While the album definitely holds their record for cleanest packaging, I would have to dispute those claims and point to "Mondo Medicale" as Impaled's seminal, and truly only essential, release. But don't take that to mean that this album is a dud. As much as I prefer their previous platter of splatter, this particular record contains my favorite song of theirs', which I still hold to be the most perfect example of excellent Carcass worship ever recorded, "Dead Shall Dead Remain"... not to be confused with their album of the same title. I think you would be hard pressed to find a better display of manic musicianship, cleanly mixing the ethos of crust along with sheer unfuckwithable death and grind in a perfectly gory setting. The lyrics for it are also some of my favorites for this particular band:

"Our hypothesis carried out on mortal remains
Real-life application tests our conjectures
It seems despite our scientific progress
All we've proven is our abject failures

A foetid stench fills the air
And with a pungent voice declares
Though we prod a cadaver with care
There is no life in there
Altruistic notions aside
And the experiments we've tried
The veracity cannot be denied
There is no cure for those who've die..."

In fact, I think that while musically "Mondo Medicale" reigns supreme, "Death After Life" contains some of the best lyrics that Ross Sewage has ever put to paper. This whole thing is a concept album, basically putting the band in the shoes of doctors a'la Jeffery Combs' Herbert West, attempting to come up with a solution/cure for the dead. Very tongue in cheek, witty, and hysterical while remaining pulpy and bloody as hell.

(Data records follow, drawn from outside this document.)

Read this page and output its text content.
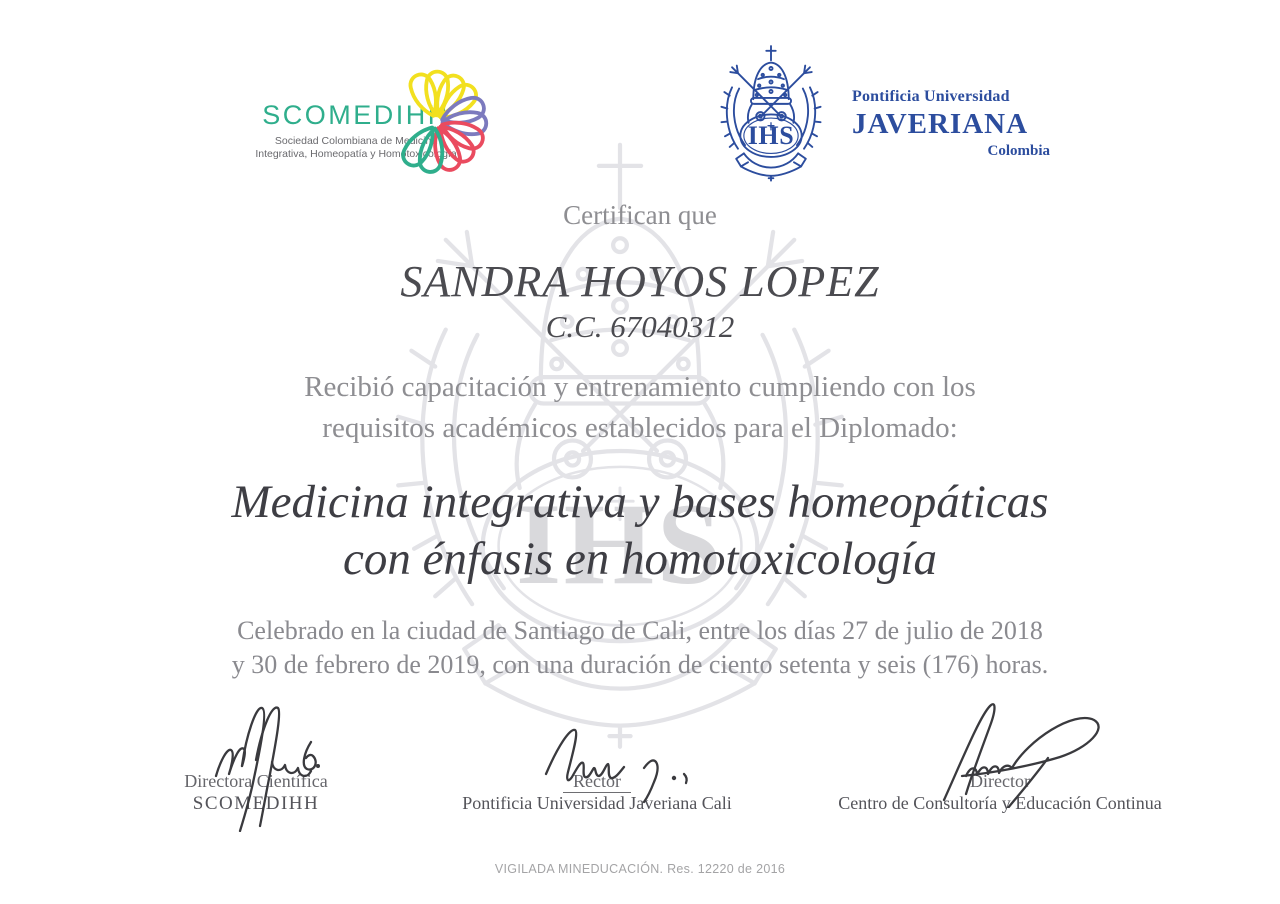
SCOMEDIHH
Sociedad Colombiana de Medicina
Integrativa, Homeopatía y Homotoxicología
Pontificia Universidad
JAVERIANA
Colombia
Certifican que
SANDRA HOYOS LOPEZ
C.C. 67040312
Recibió capacitación y entrenamiento cumpliendo con los
requisitos académicos establecidos para el Diplomado:
Medicina integrativa y bases homeopáticas
con énfasis en homotoxicología
Celebrado en la ciudad de Santiago de Cali, entre los días 27 de julio de 2018
y 30 de febrero de 2019, con una duración de ciento setenta y seis (176) horas.
Directora Científica
SCOMEDIHH
Rector
Pontificia Universidad Javeriana Cali
Director
Centro de Consultoría y Educación Continua
VIGILADA MINEDUCACIÓN. Res. 12220 de 2016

Now as for the music, Sewage spews bass licks like few other performers, with chunky grooves and a huge bottom end that rollicks along with Raul Varela's bombastic drums which are placed perfectly in the mix (if anything detrimental could be said about "Mondo..." it would be issues with the mixing). Sean McGrath and Jason Kocol share guitar duties, and their playing is exceptionally tight and frantic. The riffs are killer overall, if more often than not less memorable than the preceding record. The glue that holds the whole thing together, is the production of Trey Spruance, currently playing with the Secret Chiefs 3 and formerly with Mr Bungle. The whole sound of the album is reminiscent of the techniques used by bands like Dark Angel on "Darkness Descends" or more recently Southern Lord's Power Trip on their "Manifest Decimation" LP. This disc needs to be played LOUD.

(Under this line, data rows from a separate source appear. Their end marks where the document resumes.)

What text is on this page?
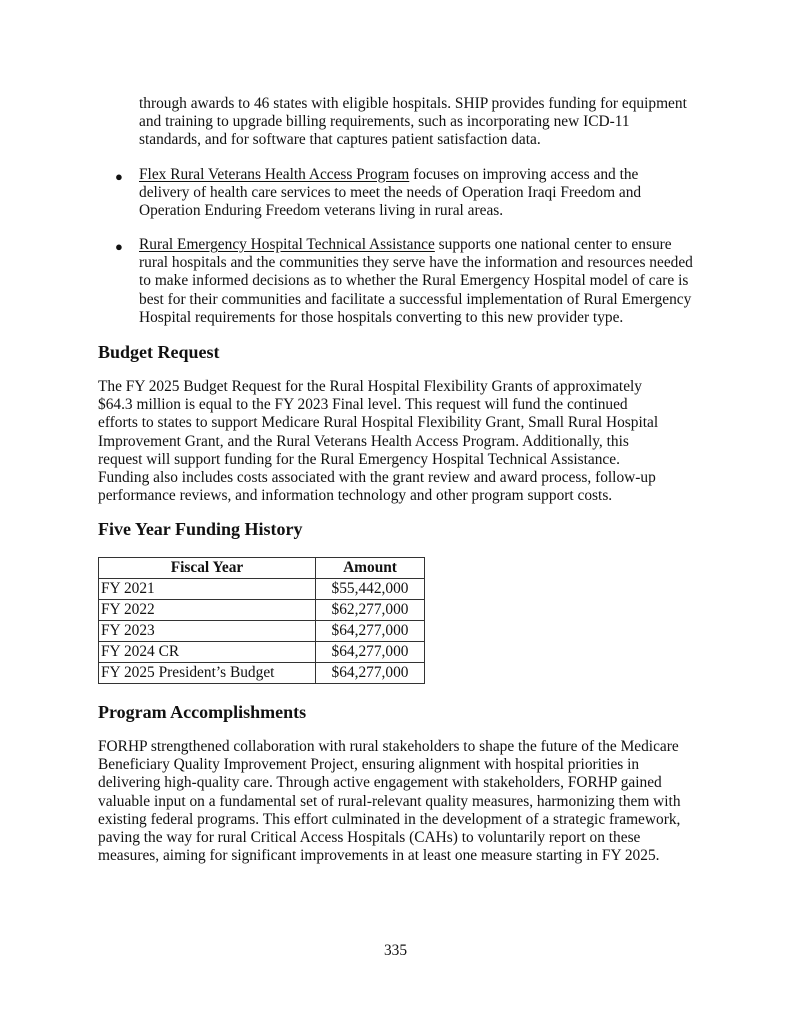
through awards to 46 states with eligible hospitals. SHIP provides funding for equipment
and training to upgrade billing requirements, such as incorporating new ICD-11
standards, and for software that captures patient satisfaction data.

● Flex Rural Veterans Health Access Program focuses on improving access and the
delivery of health care services to meet the needs of Operation Iraqi Freedom and
Operation Enduring Freedom veterans living in rural areas.

● Rural Emergency Hospital Technical Assistance supports one national center to ensure
rural hospitals and the communities they serve have the information and resources needed
to make informed decisions as to whether the Rural Emergency Hospital model of care is
best for their communities and facilitate a successful implementation of Rural Emergency
Hospital requirements for those hospitals converting to this new provider type.

Budget Request

The FY 2025 Budget Request for the Rural Hospital Flexibility Grants of approximately
$64.3 million is equal to the FY 2023 Final level. This request will fund the continued
efforts to states to support Medicare Rural Hospital Flexibility Grant, Small Rural Hospital
Improvement Grant, and the Rural Veterans Health Access Program. Additionally, this
request will support funding for the Rural Emergency Hospital Technical Assistance.
Funding also includes costs associated with the grant review and award process, follow-up
performance reviews, and information technology and other program support costs.

Five Year Funding History
Fiscal Year	Amount
FY 2021	$55,442,000
FY 2022	$62,277,000
FY 2023	$64,277,000
FY 2024 CR	$64,277,000
FY 2025 President’s Budget	$64,277,000
Program Accomplishments

FORHP strengthened collaboration with rural stakeholders to shape the future of the Medicare
Beneficiary Quality Improvement Project, ensuring alignment with hospital priorities in
delivering high-quality care. Through active engagement with stakeholders, FORHP gained
valuable input on a fundamental set of rural-relevant quality measures, harmonizing them with
existing federal programs. This effort culminated in the development of a strategic framework,
paving the way for rural Critical Access Hospitals (CAHs) to voluntarily report on these
measures, aiming for significant improvements in at least one measure starting in FY 2025.

335
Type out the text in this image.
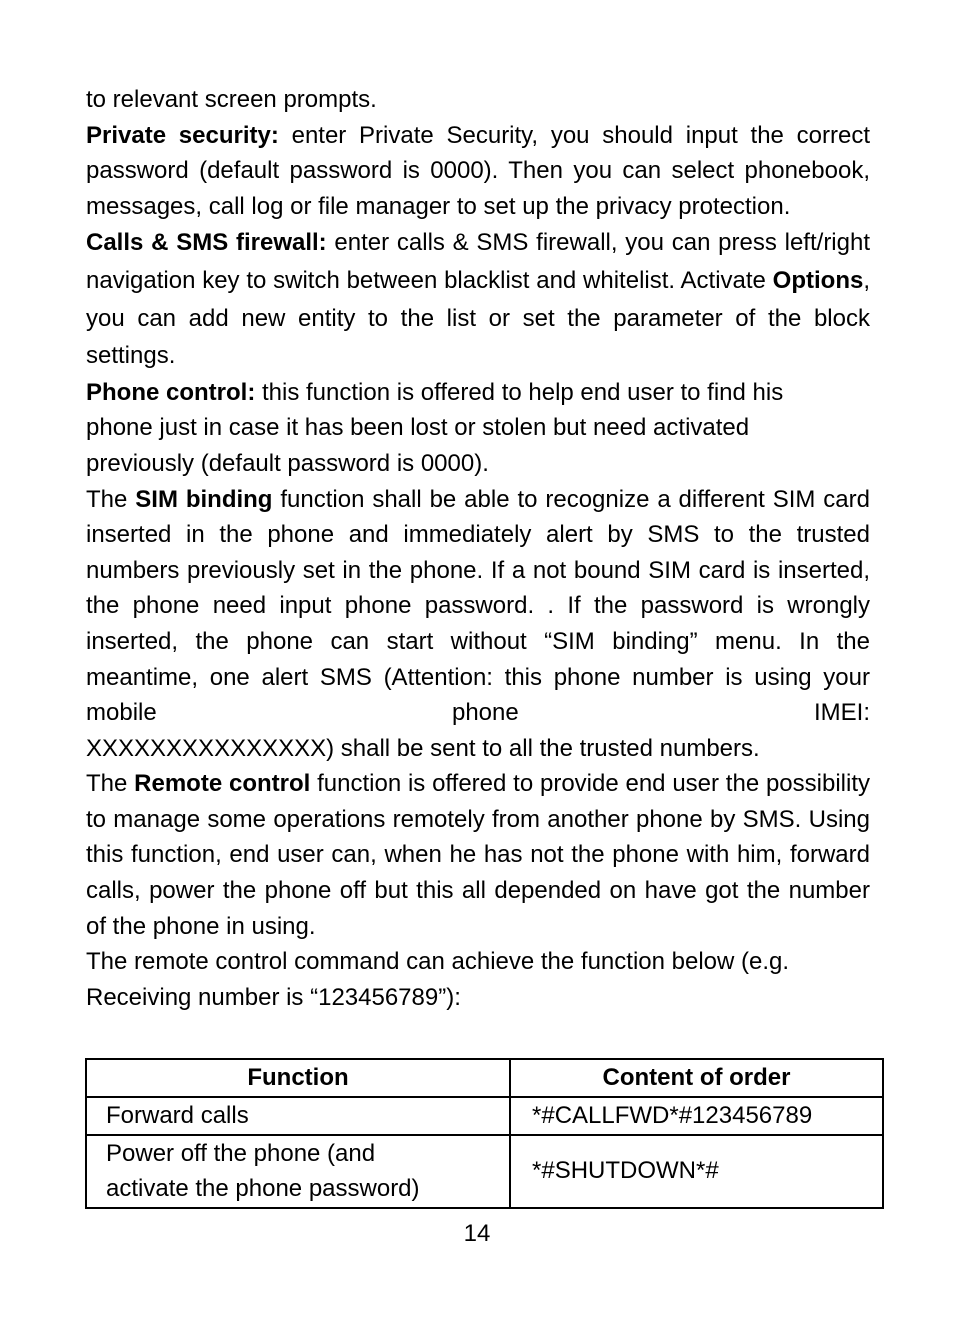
to relevant screen prompts.

Private security: enter Private Security, you should input the correct password (default password is 0000). Then you can select phonebook, messages, call log or file manager to set up the privacy protection.

Calls & SMS firewall: enter calls & SMS firewall, you can press left/right navigation key to switch between blacklist and whitelist. Activate Options, you can add new entity to the list or set the parameter of the block settings.

Phone control: this function is offered to help end user to find his
phone just in case it has been lost or stolen but need activated
previously (default password is 0000).

The SIM binding function shall be able to recognize a different SIM card inserted in the phone and immediately alert by SMS to the trusted numbers previously set in the phone. If a not bound SIM card is inserted, the phone need input phone password. . If the password is wrongly inserted, the phone can start without “SIM binding” menu. In the meantime, one alert SMS (Attention: this phone number is using your mobile phone IMEI:

XXXXXXXXXXXXXXX) shall be sent to all the trusted numbers.

The Remote control function is offered to provide end user the possibility to manage some operations remotely from another phone by SMS. Using this function, end user can, when he has not the phone with him, forward calls, power the phone off but this all depended on have got the number of the phone in using.

The remote control command can achieve the function below (e.g.
Receiving number is “123456789”):

Function	Content of order
Forward calls	*#CALLFWD*#123456789
Power off the phone (and
activate the phone password)	*#SHUTDOWN*#
14
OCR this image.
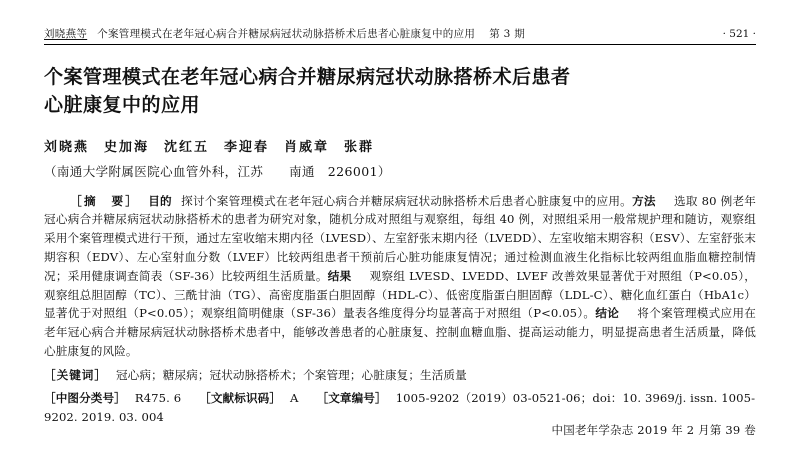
刘晓燕等 个案管理模式在老年冠心病合并糖尿病冠状动脉搭桥术后患者心脏康复中的应用 第 3 期	· 521 ·
个案管理模式在老年冠心病合并糖尿病冠状动脉搭桥术后患者
心脏康复中的应用
刘晓燕　史加海　沈红五　李迎春　肖威章　张群
（南通大学附属医院心血管外科，江苏　　南通　226001）
［摘　要］ 目的 探讨个案管理模式在老年冠心病合并糖尿病冠状动脉搭桥术后患者心脏康复中的应用。方法 选取 80 例老年冠心病合并糖尿病冠状动脉搭桥术的患者为研究对象，随机分成对照组与观察组，每组 40 例，对照组采用一般常规护理和随访，观察组采用个案管理模式进行干预，通过左室收缩末期内径（LVESD）、左室舒张末期内径（LVEDD）、左室收缩末期容积（ESV）、左室舒张末期容积（EDV）、左心室射血分数（LVEF）比较两组患者干预前后心脏功能康复情况；通过检测血液生化指标比较两组血脂血糖控制情况；采用健康调查简表（SF-36）比较两组生活质量。结果 观察组 LVESD、LVEDD、LVEF 改善效果显著优于对照组（P<0.05），观察组总胆固醇（TC）、三酰甘油（TG）、高密度脂蛋白胆固醇（HDL-C）、低密度脂蛋白胆固醇（LDL-C）、糖化血红蛋白（HbA1c）显著优于对照组（P<0.05）；观察组简明健康（SF-36）量表各维度得分均显著高于对照组（P<0.05）。结论 将个案管理模式应用在老年冠心病合并糖尿病冠状动脉搭桥术患者中，能够改善患者的心脏康复、控制血糖血脂、提高运动能力，明显提高患者生活质量，降低心脏康复的风险。
［关键词］ 冠心病；糖尿病；冠状动脉搭桥术；个案管理；心脏康复；生活质量
［中图分类号］ R475. 6 ［文献标识码］ A ［文章编号］ 1005-9202（2019）03-0521-06；doi：10. 3969/j. issn. 1005-9202. 2019. 03. 004
中国老年学杂志 2019 年 2 月第 39 卷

So in answer to how the disc holds up... yeah, it's still great 9 years later. I would argue greater than the follow up "Impaled's Last Gasp", though not up to the standards they set with "Mondo Medicale". Hopefully success with the rerecorded "The Dead Still Dead Remain" will see Impaled putting out new material, as they are if not anything else an ever reliable act in the small gore metal crowd, alongside reigning greats Exhumed and General Surgery. Currently the disc can be had for as little as three bones plus shipping from 3rd party sellers on Amazon, and for that I'd say it's easily well worth it!